Os motoristas organizaram muitos manifestações e caravanas para conscientizar e construir sua base de apoio, talvez mais notavelmente em uma caravana de três dias que viajou de Los Angeles a Sacramento.
“A organização mais robusta no terreno é feita por um grupo de trabalhadores chamado Rideshare Drivers Unidos”, disse Veena Dubal, professora de direito da Universidade da Califórnia, Hastings College of the Law. Truthout. Segundo Dubal, o grupo tem cerca de 50 líderes estaduais e algo entre 10,000 e 20,000 membros. “Eles agora vêem a sua luta no terreno como uma negociação directa com estas empresas, uma vez que não podem usar regulamentos para pressionar o Estado por melhores condições de trabalho.”
O grupo concentrou-se na construção do poder dos trabalhadores para utilizar acções directas e coisas como greves e protestos para pressionar as empresas a melhorarem as suas condições de trabalho.
“As pessoas ainda trabalham nesses empregos e são ainda mais precários do que antes”, disse Nicole Moore, motorista da Lyft e organizadora trabalhista da Rideshare Drivers United. “A legislação trabalhista básica não é negociável – vemos a direção que isso está tomando e queremos proteger os trabalhadores. Nós vamos revidar.”

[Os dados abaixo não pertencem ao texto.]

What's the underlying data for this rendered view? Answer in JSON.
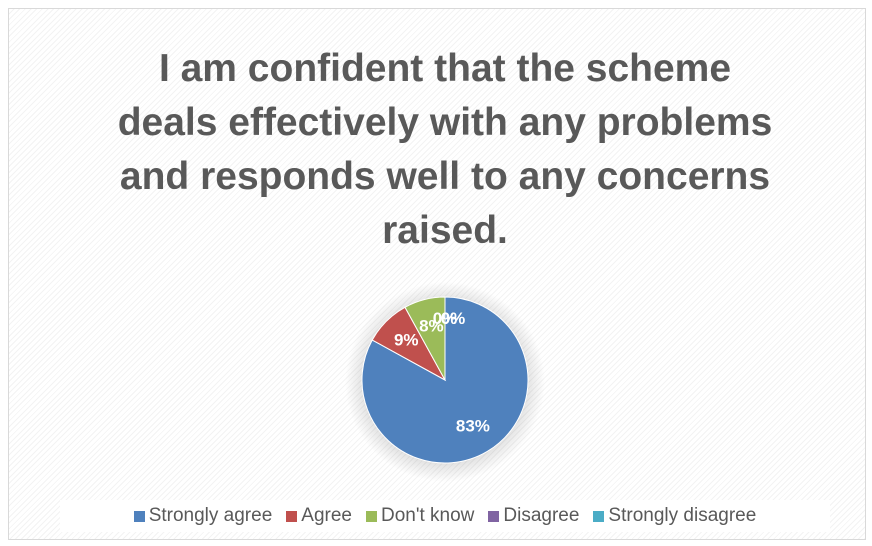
{
  "chart_data": {
    "type": "pie",
    "title": "I am confident that the scheme deals effectively with any problems and responds well to any concerns raised.",
    "categories": [
      "Strongly agree",
      "Agree",
      "Don't know",
      "Disagree",
      "Strongly disagree"
    ],
    "values": [
      83,
      9,
      8,
      0,
      0
    ],
    "value_labels": [
      "83%",
      "9%",
      "8%",
      "0%",
      "0%"
    ],
    "colors": [
      "#4f81bd",
      "#c0504d",
      "#9bbb59",
      "#8064a2",
      "#4bacc6"
    ],
    "legend": "bottom"
  }
}
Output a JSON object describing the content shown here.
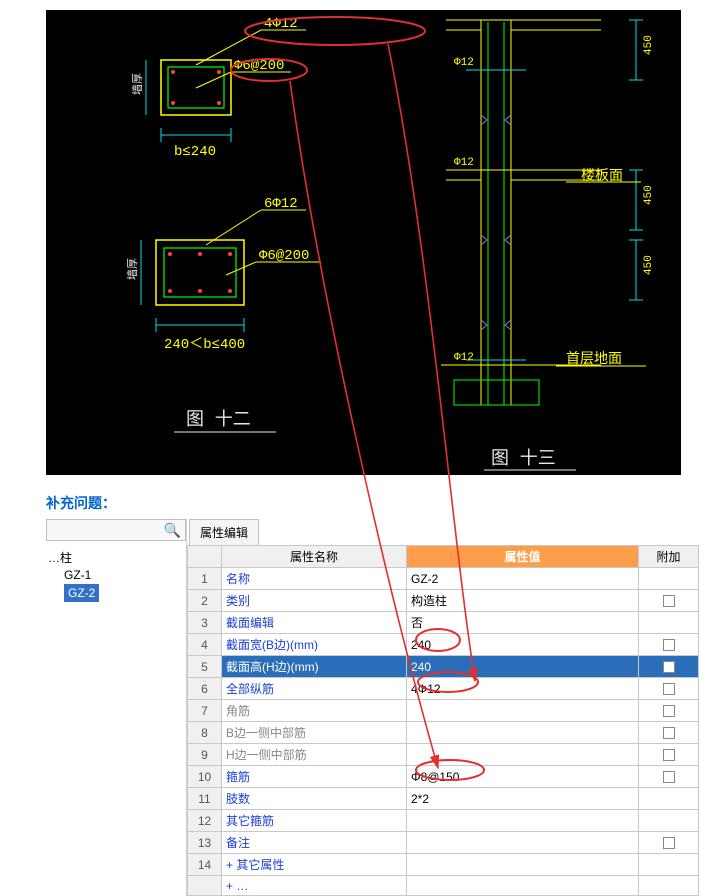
{
  "cad": {
    "bg": "#000000",
    "colors": {
      "yellow": "#ffff00",
      "green": "#00ff00",
      "red": "#ff4040",
      "cyan": "#00e0e0",
      "white": "#e8e8e8",
      "violet": "#a060ff"
    },
    "top_section": {
      "rebar_spec": "4Φ12",
      "stirrup_spec": "Φ6@200",
      "width_cond": "b≤240",
      "vlabel": "墙厚"
    },
    "bottom_section": {
      "rebar_spec": "6Φ12",
      "stirrup_spec": "Φ6@200",
      "width_cond": "240＜b≤400",
      "vlabel": "墙厚"
    },
    "fig_left": "图 十二",
    "fig_right": "图 十三",
    "elevation": {
      "dia_labels": [
        "Φ12",
        "Φ12",
        "Φ12"
      ],
      "dims": [
        "450",
        "450",
        "450"
      ],
      "floor_slab": "楼板面",
      "ground_floor": "首层地面"
    }
  },
  "supp_title": "补充问题：",
  "nav": {
    "root": "…柱",
    "items": [
      "GZ-1",
      "GZ-2"
    ],
    "selected_index": 1
  },
  "prop_tab": "属性编辑",
  "prop_headers": {
    "name": "属性名称",
    "value": "属性值",
    "extra": "附加"
  },
  "props": [
    {
      "n": 1,
      "name": "名称",
      "value": "GZ-2",
      "chk": null
    },
    {
      "n": 2,
      "name": "类别",
      "value": "构造柱",
      "chk": false
    },
    {
      "n": 3,
      "name": "截面编辑",
      "value": "否",
      "chk": null
    },
    {
      "n": 4,
      "name": "截面宽(B边)(mm)",
      "value": "240",
      "chk": false
    },
    {
      "n": 5,
      "name": "截面高(H边)(mm)",
      "value": "240",
      "chk": false,
      "selected": true
    },
    {
      "n": 6,
      "name": "全部纵筋",
      "value": "4Φ12",
      "chk": false
    },
    {
      "n": 7,
      "name": "角筋",
      "value": "",
      "chk": false,
      "disabled": true
    },
    {
      "n": 8,
      "name": "B边一侧中部筋",
      "value": "",
      "chk": false,
      "disabled": true
    },
    {
      "n": 9,
      "name": "H边一侧中部筋",
      "value": "",
      "chk": false,
      "disabled": true
    },
    {
      "n": 10,
      "name": "箍筋",
      "value": "Φ8@150",
      "chk": false
    },
    {
      "n": 11,
      "name": "肢数",
      "value": "2*2",
      "chk": null
    },
    {
      "n": 12,
      "name": "其它箍筋",
      "value": "",
      "chk": null
    },
    {
      "n": 13,
      "name": "备注",
      "value": "",
      "chk": false
    },
    {
      "n": 14,
      "name": "其它属性",
      "value": "",
      "chk": null,
      "expand": "+"
    },
    {
      "n": "",
      "name": "…",
      "value": "",
      "chk": null,
      "expand": "+"
    }
  ],
  "annot_color": "#e03030"
}
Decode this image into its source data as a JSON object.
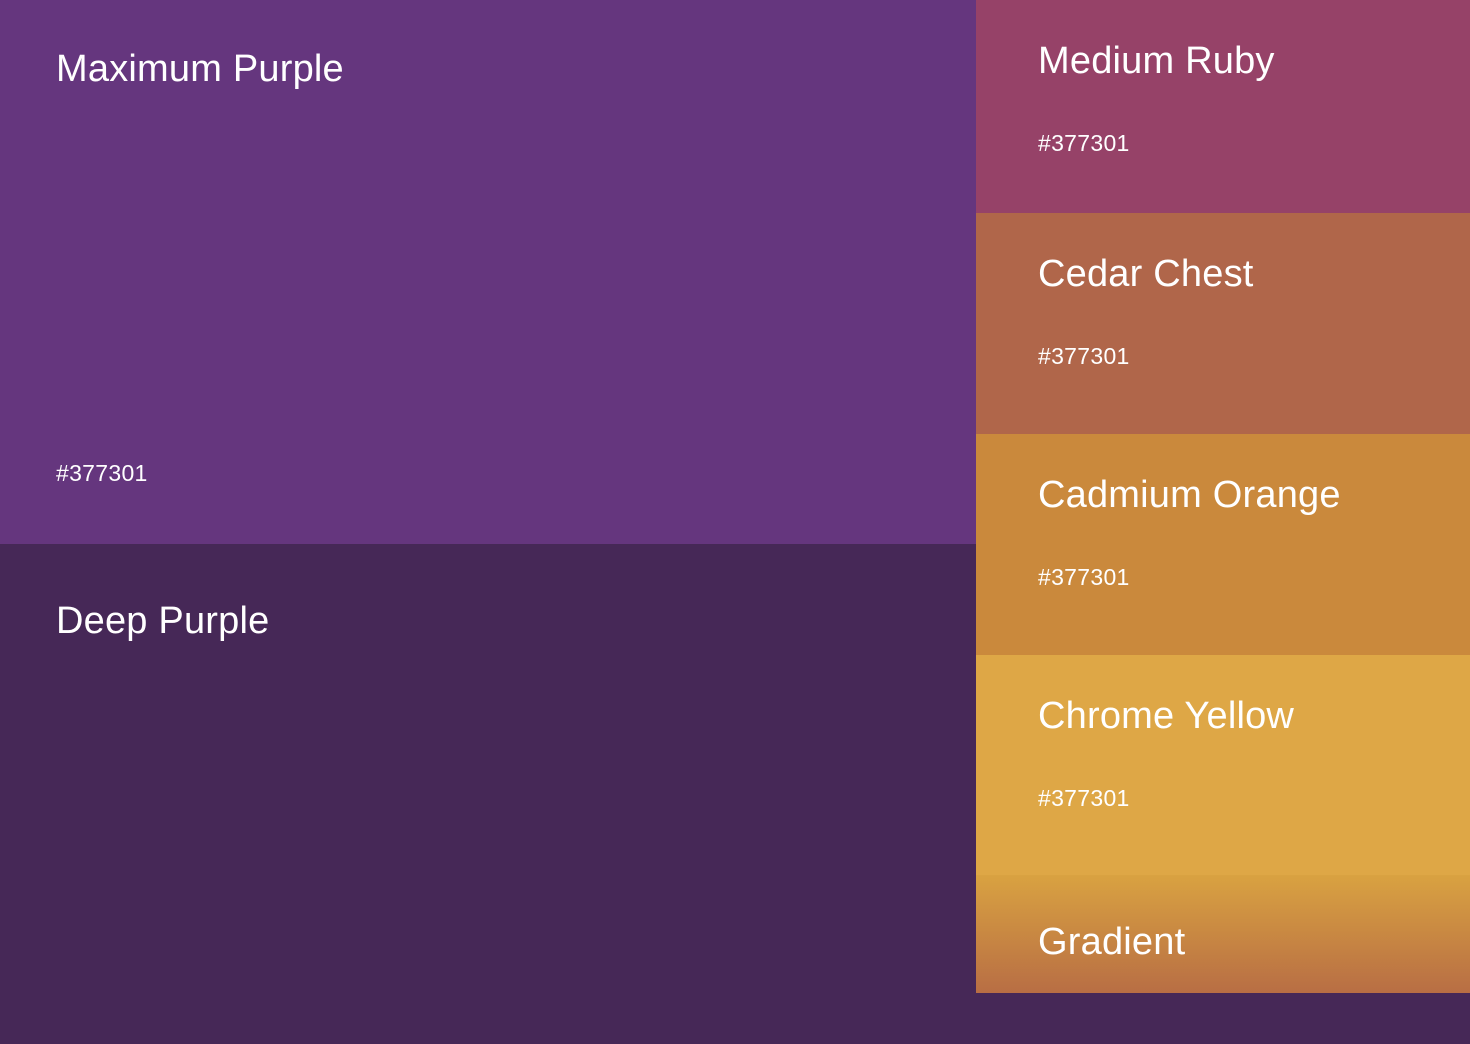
{
  "swatches": {
    "maximum_purple": {
      "name": "Maximum Purple",
      "hex": "#377301",
      "color": "#65367e"
    },
    "deep_purple": {
      "name": "Deep Purple",
      "color": "#462857"
    },
    "medium_ruby": {
      "name": "Medium Ruby",
      "hex": "#377301",
      "color": "#964268"
    },
    "cedar_chest": {
      "name": "Cedar Chest",
      "hex": "#377301",
      "color": "#b0664a"
    },
    "cadmium_orange": {
      "name": "Cadmium Orange",
      "hex": "#377301",
      "color": "#ca893c"
    },
    "chrome_yellow": {
      "name": "Chrome Yellow",
      "hex": "#377301",
      "color": "#dea746"
    },
    "gradient": {
      "name": "Gradient",
      "color_top": "#d9a241",
      "color_bottom": "#b86e44"
    }
  }
}
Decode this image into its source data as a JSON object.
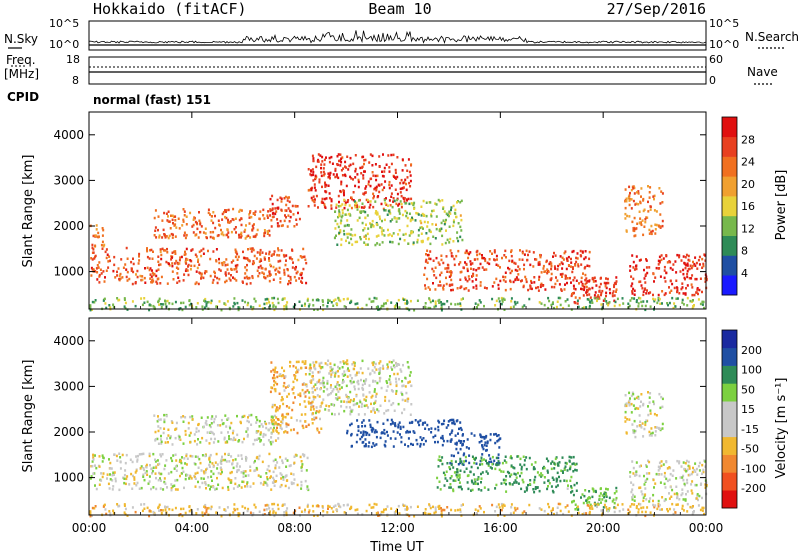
{
  "header": {
    "station": "Hokkaido (fitACF)",
    "beam": "Beam 10",
    "date": "27/Sep/2016"
  },
  "status_panel": {
    "nsky_label": "N.Sky",
    "nsearch_label": "N.Search",
    "noise_ticks": [
      "10^5",
      "10^0"
    ],
    "freq_label_1": "Freq.",
    "freq_label_2": "[MHz]",
    "freq_ticks": [
      "18",
      "8"
    ],
    "nave_label": "Nave",
    "nave_ticks": [
      "60",
      "0"
    ],
    "cpid_label": "CPID",
    "cpid_value": "normal (fast) 151"
  },
  "colors": {
    "power_scale": [
      "#1a1aff",
      "#1f4fa3",
      "#2e8b57",
      "#77b84c",
      "#e8d23a",
      "#f0a030",
      "#f07020",
      "#e84020",
      "#e01010"
    ],
    "velocity_scale": [
      "#e01010",
      "#f05020",
      "#f08830",
      "#f0b830",
      "#c8c8c8",
      "#c8c8c8",
      "#7cd040",
      "#2e8b57",
      "#1f4fa3",
      "#1a2aa0"
    ]
  },
  "chart_data": [
    {
      "type": "heatmap",
      "panel": "power",
      "xlabel": "",
      "ylabel": "Slant Range [km]",
      "x_ticks": [
        "00:00",
        "04:00",
        "08:00",
        "12:00",
        "16:00",
        "20:00",
        "00:00"
      ],
      "y_ticks": [
        1000,
        2000,
        3000,
        4000
      ],
      "ylim": [
        180,
        4500
      ],
      "xlim_hours": [
        0,
        24
      ],
      "colorbar_label": "Power [dB]",
      "colorbar_ticks": [
        4,
        8,
        12,
        16,
        20,
        24,
        28
      ],
      "echo_regions_hours_km": [
        {
          "t": [
            0.0,
            8.5
          ],
          "r": [
            750,
            1550
          ],
          "level": 25
        },
        {
          "t": [
            0.0,
            0.6
          ],
          "r": [
            1500,
            2100
          ],
          "level": 22
        },
        {
          "t": [
            2.5,
            7.0
          ],
          "r": [
            1750,
            2400
          ],
          "level": 24
        },
        {
          "t": [
            7.0,
            8.2
          ],
          "r": [
            2000,
            2700
          ],
          "level": 26
        },
        {
          "t": [
            8.5,
            12.5
          ],
          "r": [
            2400,
            3600
          ],
          "level": 28
        },
        {
          "t": [
            8.5,
            12.7
          ],
          "r": [
            3100,
            3150
          ],
          "level": 30
        },
        {
          "t": [
            9.5,
            14.5
          ],
          "r": [
            1600,
            2600
          ],
          "level": 14
        },
        {
          "t": [
            13.0,
            19.5
          ],
          "r": [
            600,
            1500
          ],
          "level": 26
        },
        {
          "t": [
            18.5,
            20.5
          ],
          "r": [
            300,
            900
          ],
          "level": 27
        },
        {
          "t": [
            21.0,
            24.0
          ],
          "r": [
            500,
            1400
          ],
          "level": 28
        },
        {
          "t": [
            20.8,
            22.3
          ],
          "r": [
            1800,
            2900
          ],
          "level": 22
        },
        {
          "t": [
            0.0,
            24.0
          ],
          "r": [
            180,
            450
          ],
          "level": 12
        }
      ]
    },
    {
      "type": "heatmap",
      "panel": "velocity",
      "xlabel": "Time UT",
      "ylabel": "Slant Range [km]",
      "x_ticks": [
        "00:00",
        "04:00",
        "08:00",
        "12:00",
        "16:00",
        "20:00",
        "00:00"
      ],
      "y_ticks": [
        1000,
        2000,
        3000,
        4000
      ],
      "ylim": [
        180,
        4500
      ],
      "xlim_hours": [
        0,
        24
      ],
      "colorbar_label": "Velocity [m s⁻¹]",
      "colorbar_ticks": [
        -200,
        -100,
        -50,
        -15,
        15,
        50,
        100,
        200
      ],
      "echo_regions_hours_km": [
        {
          "t": [
            0.0,
            8.5
          ],
          "r": [
            750,
            1550
          ],
          "v": 0
        },
        {
          "t": [
            2.5,
            7.5
          ],
          "r": [
            1750,
            2400
          ],
          "v": 0
        },
        {
          "t": [
            7.0,
            9.0
          ],
          "r": [
            2000,
            3600
          ],
          "v": -40
        },
        {
          "t": [
            8.5,
            12.5
          ],
          "r": [
            2400,
            3600
          ],
          "v": 0
        },
        {
          "t": [
            8.5,
            12.7
          ],
          "r": [
            3100,
            3150
          ],
          "v": 0
        },
        {
          "t": [
            10.0,
            14.5
          ],
          "r": [
            1700,
            2300
          ],
          "v": 150
        },
        {
          "t": [
            14.0,
            16.0
          ],
          "r": [
            1300,
            2000
          ],
          "v": 160
        },
        {
          "t": [
            13.5,
            19.0
          ],
          "r": [
            700,
            1500
          ],
          "v": 60
        },
        {
          "t": [
            18.5,
            20.5
          ],
          "r": [
            300,
            800
          ],
          "v": 40
        },
        {
          "t": [
            21.0,
            24.0
          ],
          "r": [
            500,
            1400
          ],
          "v": 0
        },
        {
          "t": [
            20.8,
            22.3
          ],
          "r": [
            1900,
            2900
          ],
          "v": 0
        },
        {
          "t": [
            0.0,
            24.0
          ],
          "r": [
            180,
            450
          ],
          "v": -30
        }
      ]
    }
  ]
}
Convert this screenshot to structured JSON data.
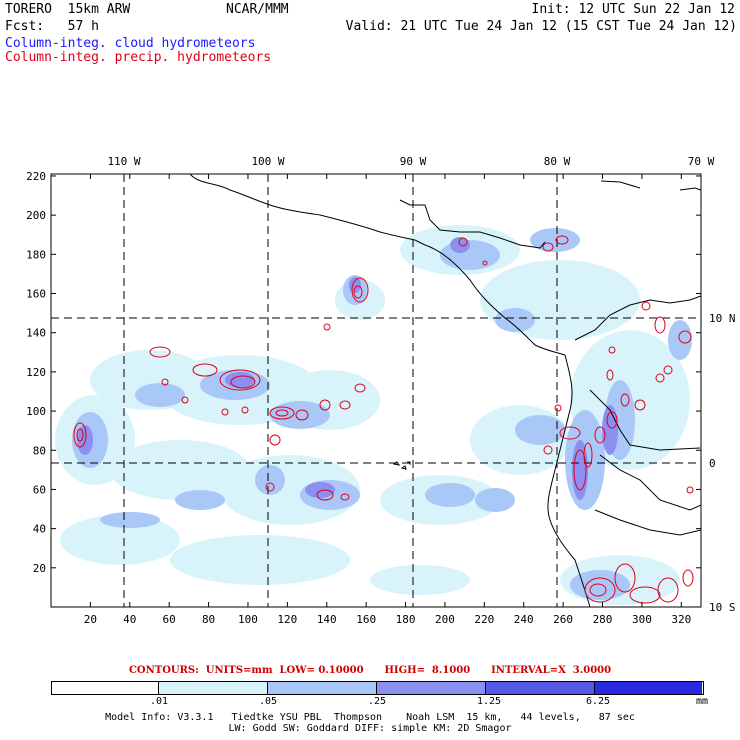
{
  "header": {
    "model": "TORERO  15km ARW",
    "org": "NCAR/MMM",
    "init": "Init: 12 UTC Sun 22 Jan 12",
    "fcst": "Fcst:   57 h",
    "valid": "Valid: 21 UTC Tue 24 Jan 12 (15 CST Tue 24 Jan 12)",
    "field1": "Column-integ. cloud hydrometeors",
    "field2": "Column-integ. precip. hydrometeors"
  },
  "map": {
    "x_ticks": [
      "20",
      "40",
      "60",
      "80",
      "100",
      "120",
      "140",
      "160",
      "180",
      "200",
      "220",
      "240",
      "260",
      "280",
      "300",
      "320"
    ],
    "y_ticks": [
      "20",
      "40",
      "60",
      "80",
      "100",
      "120",
      "140",
      "160",
      "180",
      "200",
      "220"
    ],
    "lon_labels": [
      "110 W",
      "100 W",
      "90 W",
      "80 W",
      "70 W"
    ],
    "lat_labels": [
      "10 N",
      "0",
      "10 S"
    ]
  },
  "contours": {
    "text": "CONTOURS:  UNITS=mm  LOW= 0.10000      HIGH=  8.1000      INTERVAL=X  3.0000"
  },
  "colorbar": {
    "colors": [
      "#ffffff",
      "#d8f4fa",
      "#a9c8f8",
      "#8a8ff0",
      "#5757e8",
      "#2a2ae0"
    ],
    "labels": [
      ".01",
      ".05",
      ".25",
      "1.25",
      "6.25"
    ],
    "units": "mm"
  },
  "footer": {
    "line1": "Model Info: V3.3.1   Tiedtke YSU PBL  Thompson    Noah LSM  15 km,   44 levels,   87 sec",
    "line2": "LW: Godd SW: Goddard DIFF: simple KM: 2D Smagor"
  }
}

Apesar de constituir um enorme golpe para os direitos laborais nos Estados Unidos, a Proposição 22 poderá servir como catalisador para um novo tipo de organização laboral. A natureza do trabalho gig é muitas vezes bastante atomizadora, mas a união destes trabalhadores para se juntarem numa luta colectiva demonstra que eles não vão aceitar isso sentados.
“Acho que essa é provavelmente uma das coisas mais inspiradoras que aconteceram durante a Proposta 22”, disse Chen. “A organização direta e no terreno e a construção do poder dos trabalhadores, incluindo a entrada em greve – a luta só vai continuar.”